Holden played other cynics (see Bridge on the River Kwai (1957) and Sunset Blvd. (1950)). They were rough and smart and put themselves first. If they were going to sacrifice they'd wanna know what was in it for them. When Sefton volunteers to be the hero its because he likes the odds. He'll be helping a rich guy escape and figures a nice fat reward will be his due.

Still with Holden's Sefton it's not what he does but how he does it. Rugged handsome in a way that appeals to men as well as women. He's no pretty boy. That voice. Deep and interesting. Spitting out words rapid fire but so's we can understand him. Not a hint of affectation.

You don't see Sefton moving fast. But damned if you can't tell he's thinking fast. Calculating. Odds and angles and probabilities, one step ahead of all those dogfaces who do their thinking after they act.

Here's where I'm going to go with this: the man, Sefton played by Holden, has charisma. Yeah I said it. What I mean here is not the first definition about leadership, but the second one that in Miriam Webster that says: "a special magnetic charm or appeal." And how.

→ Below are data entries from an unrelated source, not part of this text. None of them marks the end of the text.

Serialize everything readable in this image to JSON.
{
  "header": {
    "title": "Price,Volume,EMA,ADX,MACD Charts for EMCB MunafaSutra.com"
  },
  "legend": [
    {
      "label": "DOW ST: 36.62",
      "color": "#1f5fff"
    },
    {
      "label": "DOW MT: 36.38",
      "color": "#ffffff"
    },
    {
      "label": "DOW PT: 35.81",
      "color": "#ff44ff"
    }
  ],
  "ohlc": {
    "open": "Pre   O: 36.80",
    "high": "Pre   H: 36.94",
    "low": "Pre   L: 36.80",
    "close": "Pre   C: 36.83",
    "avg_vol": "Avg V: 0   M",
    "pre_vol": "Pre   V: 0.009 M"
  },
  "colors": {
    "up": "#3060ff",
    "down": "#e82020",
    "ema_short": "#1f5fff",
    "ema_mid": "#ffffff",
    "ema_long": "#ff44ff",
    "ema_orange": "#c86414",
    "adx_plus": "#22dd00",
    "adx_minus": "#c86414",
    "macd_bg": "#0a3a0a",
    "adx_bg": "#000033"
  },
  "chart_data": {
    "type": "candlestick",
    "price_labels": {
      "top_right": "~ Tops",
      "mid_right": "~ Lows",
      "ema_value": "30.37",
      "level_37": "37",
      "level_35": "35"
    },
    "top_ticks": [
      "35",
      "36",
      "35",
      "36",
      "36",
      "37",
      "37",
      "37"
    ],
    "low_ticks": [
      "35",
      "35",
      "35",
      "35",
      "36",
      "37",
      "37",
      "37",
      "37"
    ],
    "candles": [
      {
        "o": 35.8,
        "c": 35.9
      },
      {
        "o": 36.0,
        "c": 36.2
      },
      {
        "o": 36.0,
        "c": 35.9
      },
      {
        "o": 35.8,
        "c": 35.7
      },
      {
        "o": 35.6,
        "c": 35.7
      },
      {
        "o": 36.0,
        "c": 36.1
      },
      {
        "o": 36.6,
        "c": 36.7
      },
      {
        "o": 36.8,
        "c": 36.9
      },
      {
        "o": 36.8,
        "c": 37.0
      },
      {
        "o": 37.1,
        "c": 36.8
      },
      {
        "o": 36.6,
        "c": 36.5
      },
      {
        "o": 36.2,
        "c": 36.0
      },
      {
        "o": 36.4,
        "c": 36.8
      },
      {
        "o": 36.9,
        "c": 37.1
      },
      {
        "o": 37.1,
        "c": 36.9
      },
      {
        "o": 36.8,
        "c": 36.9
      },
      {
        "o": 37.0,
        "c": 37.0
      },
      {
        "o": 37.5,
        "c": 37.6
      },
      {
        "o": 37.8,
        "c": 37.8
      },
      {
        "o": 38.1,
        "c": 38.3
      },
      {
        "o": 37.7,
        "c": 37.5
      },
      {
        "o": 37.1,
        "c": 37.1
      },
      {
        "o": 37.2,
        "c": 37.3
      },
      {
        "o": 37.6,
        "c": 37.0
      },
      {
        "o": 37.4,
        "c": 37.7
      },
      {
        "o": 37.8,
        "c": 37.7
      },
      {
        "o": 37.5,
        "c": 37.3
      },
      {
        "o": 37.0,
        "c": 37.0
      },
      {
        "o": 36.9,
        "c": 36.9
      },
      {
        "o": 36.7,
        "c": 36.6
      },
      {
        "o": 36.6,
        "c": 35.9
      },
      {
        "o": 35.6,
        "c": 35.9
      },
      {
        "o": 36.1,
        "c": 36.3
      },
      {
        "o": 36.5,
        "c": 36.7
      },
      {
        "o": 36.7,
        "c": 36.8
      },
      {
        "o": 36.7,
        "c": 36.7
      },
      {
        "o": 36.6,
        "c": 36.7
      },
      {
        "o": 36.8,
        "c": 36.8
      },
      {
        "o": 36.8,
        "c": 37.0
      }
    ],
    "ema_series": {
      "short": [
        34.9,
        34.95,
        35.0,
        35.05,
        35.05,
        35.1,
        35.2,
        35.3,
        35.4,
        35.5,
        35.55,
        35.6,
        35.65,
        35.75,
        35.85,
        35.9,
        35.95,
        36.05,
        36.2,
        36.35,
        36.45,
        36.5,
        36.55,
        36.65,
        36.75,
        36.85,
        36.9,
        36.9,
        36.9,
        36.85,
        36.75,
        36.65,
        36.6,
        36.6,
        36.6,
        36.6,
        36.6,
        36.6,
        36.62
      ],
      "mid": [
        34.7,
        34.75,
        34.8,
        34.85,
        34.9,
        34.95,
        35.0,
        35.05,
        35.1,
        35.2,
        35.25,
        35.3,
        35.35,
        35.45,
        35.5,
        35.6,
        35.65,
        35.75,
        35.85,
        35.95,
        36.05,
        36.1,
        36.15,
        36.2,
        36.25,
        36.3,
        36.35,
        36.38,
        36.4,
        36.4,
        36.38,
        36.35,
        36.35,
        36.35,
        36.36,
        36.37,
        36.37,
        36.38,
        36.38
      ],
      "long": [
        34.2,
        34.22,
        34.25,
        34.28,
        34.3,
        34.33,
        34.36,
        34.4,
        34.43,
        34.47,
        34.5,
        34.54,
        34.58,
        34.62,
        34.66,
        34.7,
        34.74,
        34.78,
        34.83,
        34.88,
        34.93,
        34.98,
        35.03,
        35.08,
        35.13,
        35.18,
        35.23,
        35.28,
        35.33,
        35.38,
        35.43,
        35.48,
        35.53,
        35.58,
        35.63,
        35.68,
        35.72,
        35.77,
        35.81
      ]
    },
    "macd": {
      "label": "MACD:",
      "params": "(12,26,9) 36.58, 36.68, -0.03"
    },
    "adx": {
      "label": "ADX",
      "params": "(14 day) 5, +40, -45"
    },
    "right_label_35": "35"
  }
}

Watch Stalag 17 (if you have On Demand you can "demand" it through the end of next month). You'll enjoy Otto Preminger as the camp commandant, maybe. You'll enjoy Sig Ruman as Sargent Schulz, maybe. You'll enjoy some of the prisoners played by the likes of Harvey Lemback and Robert Strauss, maybe. You'll enjoy the story based on a play by Donald Bevan and Edmund Trzcinski, maybe. You'll enjoy Wilder's direction, maybe. You'll love Holden as the heart and soul of this move, definitely.

Hey, maybe some day I'll claim I drank with Holden.